Broken Dreams - More like "Broken Fourth Walls," am I right? A puzzle platformer featuring a couple who try to get together with help from temporal shadows and similar trickery. It’s super-short, with only 25 levels and 5 bonus levels, most of which can be taken down in a minute or so. Not bad, but nothing I haven’t seen done better elsewhere.

PING 1.5+ - Get the bouncing ball (cube) to the exit in each level with a limited number of shots/bounces. There are vastly superior approaches to the concept; Luna’s Wandering Stars is the most prominent in my mind.

Vapour - A horror exploration / FPS game that has lovely graphics that are too dark to see, wonky controls, and apparently no HUD—which meant I couldn’t figure out how much health I had or, even with the “hints” activated, what the hell I was doing. It’s also full of jumpscares and inexplicable combat, did I mention? (Apparently, you’re playing a demon/human hybrid created by a cult but who escaped to terrorize them. Who likes to curse a lot.)

Doodle God - Combine the four base elements to make everything else in the world in a puzzle/casual game. Most of the combinations aren't terribly intuitive (at least to me), but randomly trying combinations is moderately fun. I think the biggest problem is that it's a guessing game more than anything else, and there are a LOT of combinations that do nothing but you'd think would do something. Why on earth does Sand + Egg make Turtles, for instance? Shouldn't that be Lizard + Stone or Lizard + House?

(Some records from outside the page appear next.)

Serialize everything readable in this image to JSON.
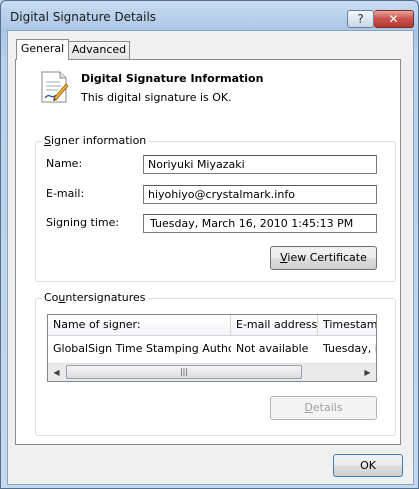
{
  "window": {
    "title": "Digital Signature Details",
    "help_glyph": "?",
    "close_glyph": "✕"
  },
  "tabs": [
    {
      "label": "General"
    },
    {
      "label": "Advanced"
    }
  ],
  "header": {
    "title": "Digital Signature Information",
    "status": "This digital signature is OK."
  },
  "signer": {
    "legend_pre": "",
    "legend_ul": "S",
    "legend_post": "igner information",
    "name_label": "Name:",
    "name_value": "Noriyuki Miyazaki",
    "email_label": "E-mail:",
    "email_value": "hiyohiyo@crystalmark.info",
    "time_label": "Signing time:",
    "time_value": "Tuesday,  March  16,  2010 1:45:13 PM",
    "view_cert_ul": "V",
    "view_cert_rest": "iew Certificate"
  },
  "countersignatures": {
    "legend_pre": "Co",
    "legend_ul": "u",
    "legend_post": "ntersignatures",
    "columns": [
      "Name of signer:",
      "E-mail address:",
      "Timestamp"
    ],
    "rows": [
      [
        "GlobalSign Time Stamping Authority",
        "Not available",
        "Tuesday, M"
      ]
    ],
    "scroll_left": "◀",
    "scroll_right": "▶",
    "thumb_grip": "|||",
    "details_ul": "D",
    "details_rest": "etails"
  },
  "ok_label": "OK"
}
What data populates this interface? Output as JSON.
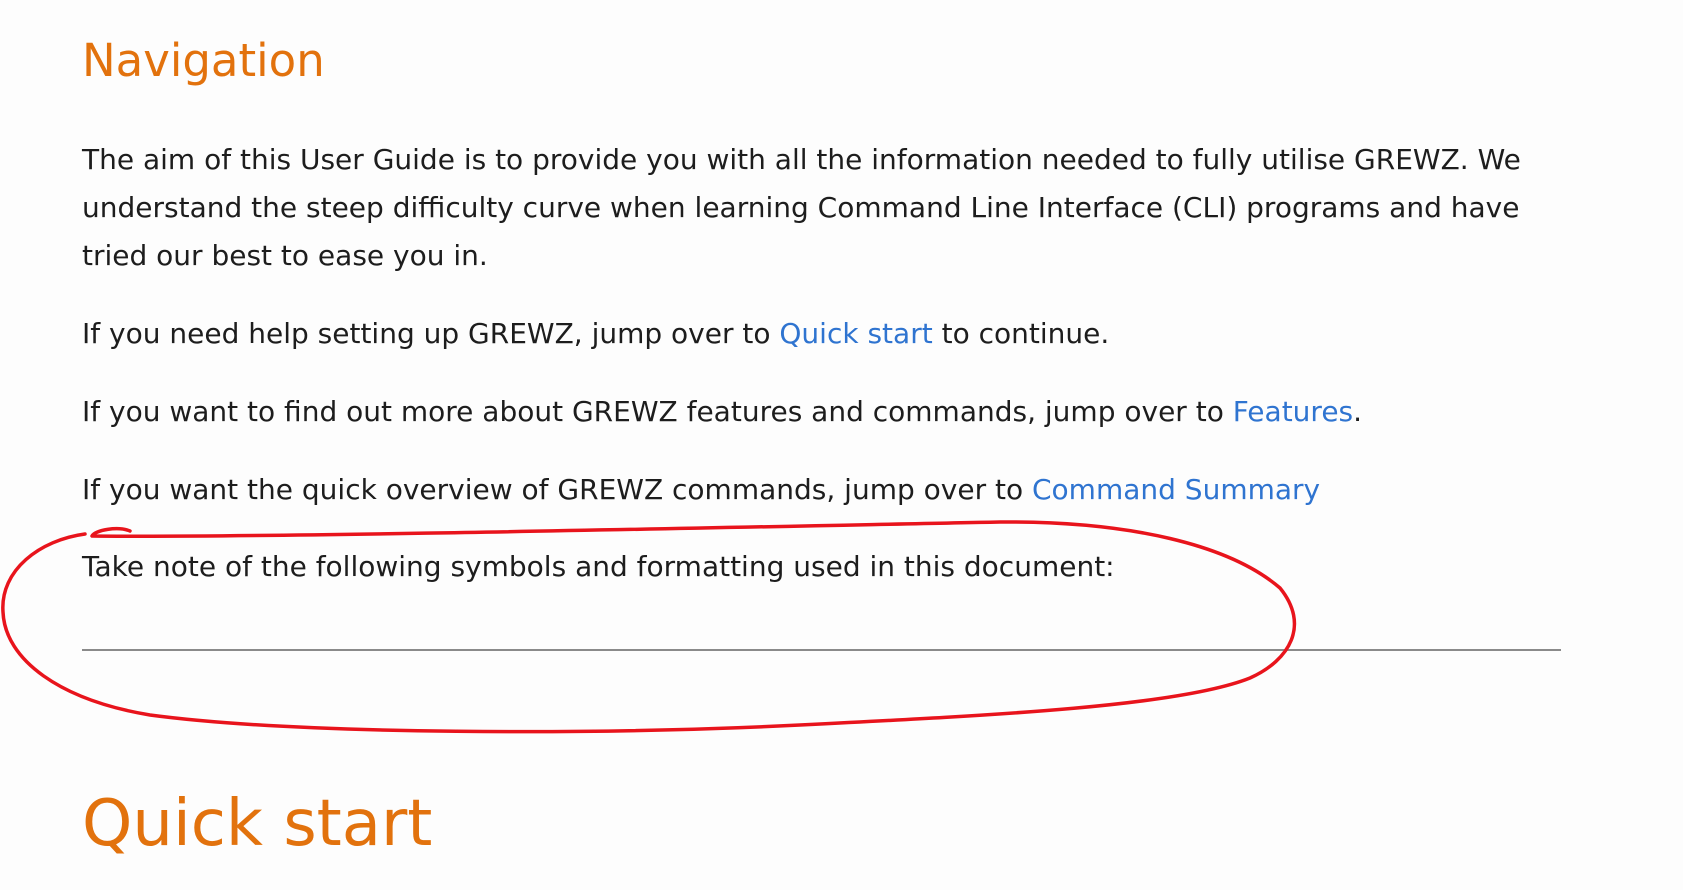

A Wolf in Autumn - A horror exploration game in the vein of The Moon Sliver. Warns you in advance that it has no save system and takes about an hour to complete, which is helpful to know. The strange story of a girl in a shed with an abusive mother who speaks via transmitter boxes, as the girl solves various puzzles to break out. I think I’ve found other games in this genre most intriguing, but it’s moderately interesting and technically decently designed.

Overall: Grey Cubes won me and Doodle God was entertaining. The rest of the lot I’d generally recommend other examples of their genres over them.